生徒会

 打てば響く生徒会長を揶揄いながら生徒会室の方へとやってきた僕。

 そこにいたのは生徒会入りするであろうミュートス王女殿下と仮面で顔を隠している一人の少女であった。


「やぁ、君が来るのを僕は待っていたとも。ここで幾年もね」


「ご機嫌麗しゅう、生徒会副会長、セーラ。
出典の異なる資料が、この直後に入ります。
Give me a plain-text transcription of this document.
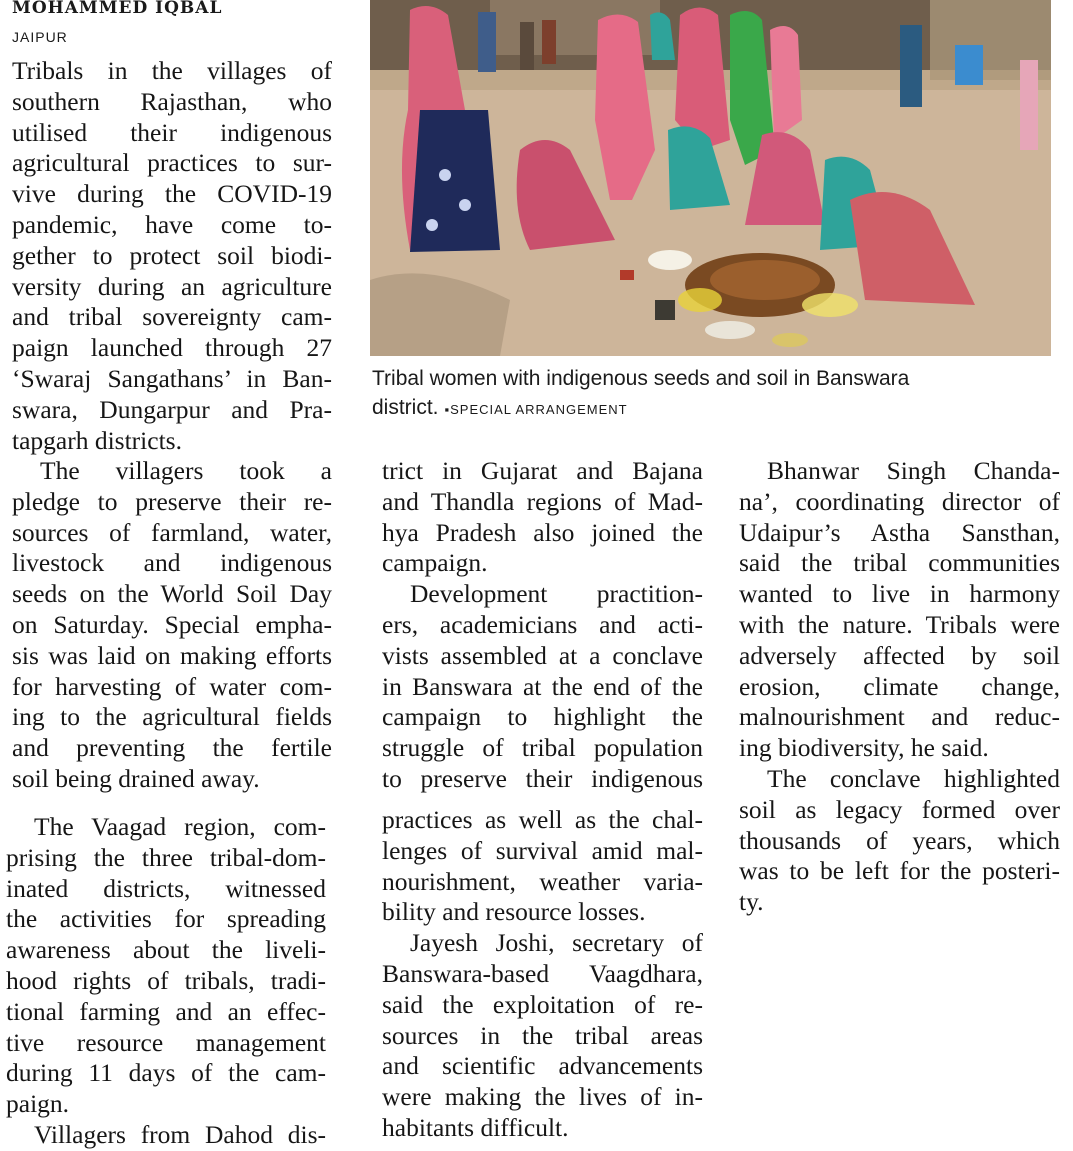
MOHAMMED IQBAL
JAIPUR
Tribal women with indigenous seeds and soil in Banswara
district. ▪SPECIAL ARRANGEMENT
Tribals in the villages of
southern Rajasthan, who
utilised their indigenous
agricultural practices to sur-
vive during the COVID-19
pandemic, have come to-
gether to protect soil biodi-
versity during an agriculture
and tribal sovereignty cam-
paign launched through 27
‘Swaraj Sangathans’ in Ban-
swara, Dungarpur and Pra-
tapgarh districts.
The villagers took a
pledge to preserve their re-
sources of farmland, water,
livestock and indigenous
seeds on the World Soil Day
on Saturday. Special empha-
sis was laid on making efforts
for harvesting of water com-
ing to the agricultural fields
and preventing the fertile
soil being drained away.
The Vaagad region, com-
prising the three tribal-dom-
inated districts, witnessed
the activities for spreading
awareness about the liveli-
hood rights of tribals, tradi-
tional farming and an effec-
tive resource management
during 11 days of the cam-
paign.
Villagers from Dahod dis-
trict in Gujarat and Bajana
and Thandla regions of Mad-
hya Pradesh also joined the
campaign.
Development practition-
ers, academicians and acti-
vists assembled at a conclave
in Banswara at the end of the
campaign to highlight the
struggle of tribal population
to preserve their indigenous
practices as well as the chal-
lenges of survival amid mal-
nourishment, weather varia-
bility and resource losses.
Jayesh Joshi, secretary of
Banswara-based Vaagdhara,
said the exploitation of re-
sources in the tribal areas
and scientific advancements
were making the lives of in-
habitants difficult.
Bhanwar Singh Chanda-
na’, coordinating director of
Udaipur’s Astha Sansthan,
said the tribal communities
wanted to live in harmony
with the nature. Tribals were
adversely affected by soil
erosion, climate change,
malnourishment and reduc-
ing biodiversity, he said.
The conclave highlighted
soil as legacy formed over
thousands of years, which
was to be left for the posteri-
ty.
貴方に会うのは数年ぶりであるな」


 物々しい仮面で顔を常に隠している少女、生徒会副会長であるセーラ・ポールスターと僕は挨拶を交わす。

 彼女はポールスター辺境伯の長女であり、僕とも交流のある子だ。

 ちなみに素顔は普通に美人である。


「ここには多くのメンバーがいるが、君とかねてより既知なのは僕だけだろう?何か困ったことがあればぜひとも頼ってくれ」


 生徒会のメンバーは目の前にいる会長と副会長を除けば三人。

 何故か魔法がある世界で中二病に侵されている魔法使い。

 とある事情で男のふりをしている剣士の少女。

 そもそも人ではないロボット、性別は女であるが自覚無しな子。

 非常にユニークなメンバーが揃っているが、現実世界における面識は残念ながら今のところない。
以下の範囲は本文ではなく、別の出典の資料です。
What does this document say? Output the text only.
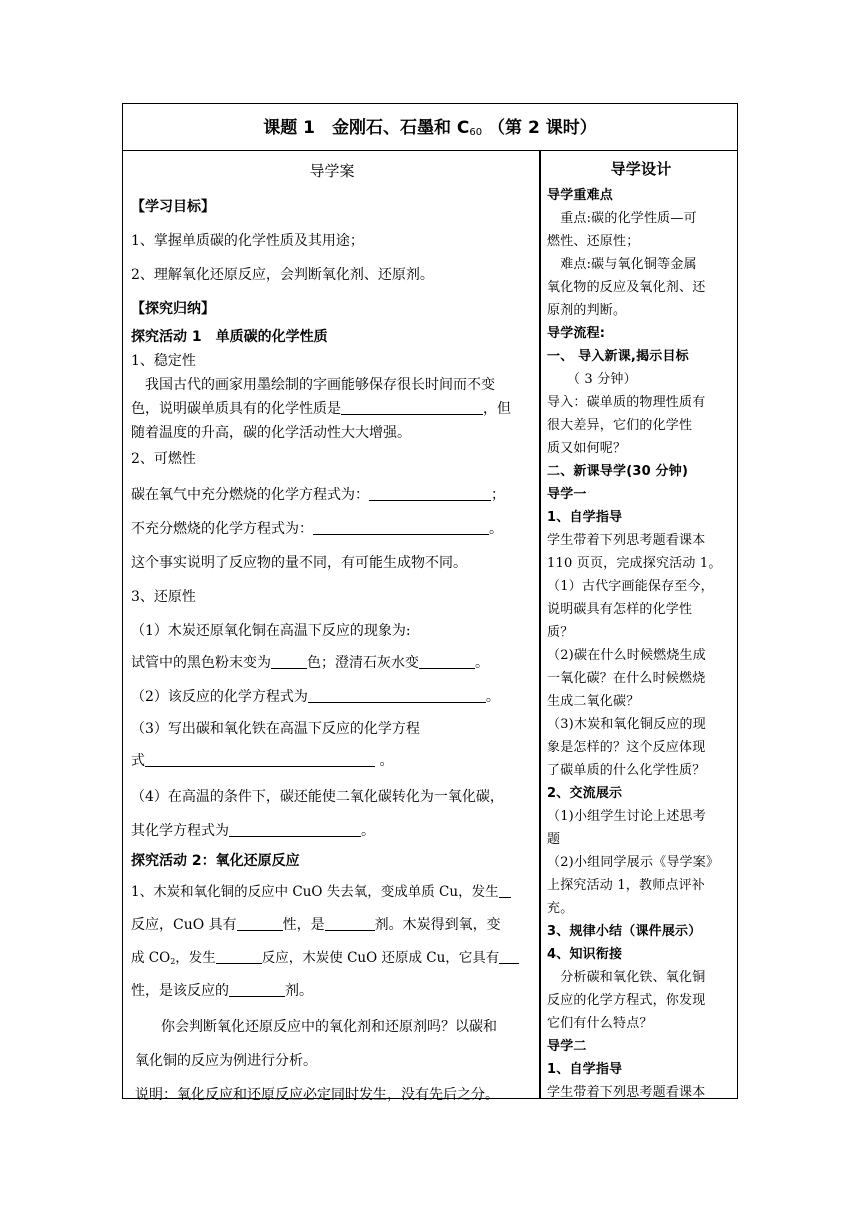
课题 1　金刚石、石墨和 $C_{60}$ （第 2 课时）
导学案
【学习目标】
1、掌握单质碳的化学性质及其用途；
2、理解氧化还原反应，会判断氧化剂、还原剂。
【探究归纳】
探究活动 1　单质碳的化学性质
1、稳定性
我国古代的画家用墨绘制的字画能够保存很长时间而不变
色，说明碳单质具有的化学性质是	，但
随着温度的升高，碳的化学活动性大大增强。
2、可燃性
碳在氧气中充分燃烧的化学方程式为：	；
不充分燃烧的化学方程式为：	。
这个事实说明了反应物的量不同，有可能生成物不同。
3、还原性
（1）木炭还原氧化铜在高温下反应的现象为:
试管中的黑色粉末变为	色；澄清石灰水变	。
（2）该反应的化学方程式为	。
（3）写出碳和氧化铁在高温下反应的化学方程
式	。
（4）在高温的条件下，碳还能使二氧化碳转化为一氧化碳，
其化学方程式为	。
探究活动 2：氧化还原反应
1、木炭和氧化铜的反应中 CuO 失去氧，变成单质 Cu，发生
反应，CuO 具有	性，是	剂。木炭得到氧，变
成 $CO_2$，发生	反应，木炭使 CuO 还原成 Cu，它具有
性，是该反应的	剂。
你会判断氧化还原反应中的氧化剂和还原剂吗？以碳和
氧化铜的反应为例进行分析。
说明：氧化反应和还原反应必定同时发生，没有先后之分。
导学设计
导学重难点
　重点:碳的化学性质—可
燃性、还原性；
　难点:碳与氧化铜等金属
氧化物的反应及氧化剂、还
原剂的判断。
导学流程:
一、 导入新课,揭示目标
　　（ 3 分钟）
导入：碳单质的物理性质有
很大差异，它们的化学性
质又如何呢？
二、新课导学(30 分钟)
导学一
1、自学指导
学生带着下列思考题看课本
110 页页，完成探究活动 1。
（1）古代字画能保存至今，
说明碳具有怎样的化学性
质？
（2)碳在什么时候燃烧生成
一氧化碳？在什么时候燃烧
生成二氧化碳？
（3)木炭和氧化铜反应的现
象是怎样的？这个反应体现
了碳单质的什么化学性质？
2、交流展示
（1)小组学生讨论上述思考
题
（2)小组同学展示《导学案》
上探究活动 1，教师点评补
充。
3、规律小结（课件展示）
4、知识衔接
　分析碳和氧化铁、氧化铜
反应的化学方程式，你发现
它们有什么特点？
导学二
1、自学指导
学生带着下列思考题看课本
 ちなみに生徒会は全員女であるが、風紀委員会の方は全員男である。

 いやぁー、ご都合主義。ルートが露骨。


「私も一応……というか、ノアと知り合った年数であれば私の方が長いんだけど」


 セーラの言葉に対して彼女の隣にいたミュートス王女殿下が噛みつきに行く。


「君が持っているのはどちらかというと因縁だろう?常に同情しているとも、エスカルチャ家と正面切って戦い、常に負け続けている貴方には」


「むむぅ!わ、私は……負けているけどぉ!」


 僕とミュートス王女殿下の小競り合いはしょっちゅうであり、その度に彼女は敗北しているので、何も言い返せないだろう。

 ちなみにミュートス王女殿下とセーラも僕経由で交流は持っている。


「そんなにミュートス王女殿下を煽らないでいただきたい。自分が入る生徒会でゴタゴタとか面倒なので。既に自分が欲していたピースはすべて回収したので、もう何の心配をする必要はないとも。君の未来には幸しかない」


「……私って、ノアと敵対しないだけで幸になれるの?何それ」


「僕の存在はそれだけ大きいということだとも。ふふっ、エスカルチャ家との全面衝突は避けた方が良い」


「私が王家なんだけどなぁ」


「辺境伯だからこそわかる……エスカルチャ家って別に武勇に優れるわけじゃないから戦おうと思えばいけるが、ひたすらに面倒なのよな」


「ま、まぁ!みんな待ちましょうよ」


 僕たち三人が会話を交わしていた中、アンバーが慌てて口を開く。


「まずは全員で自己紹介から行きましょう。大事よ?自己紹介」


 この中で唯一、昔からの関係がないアンバーはそう話すのだった。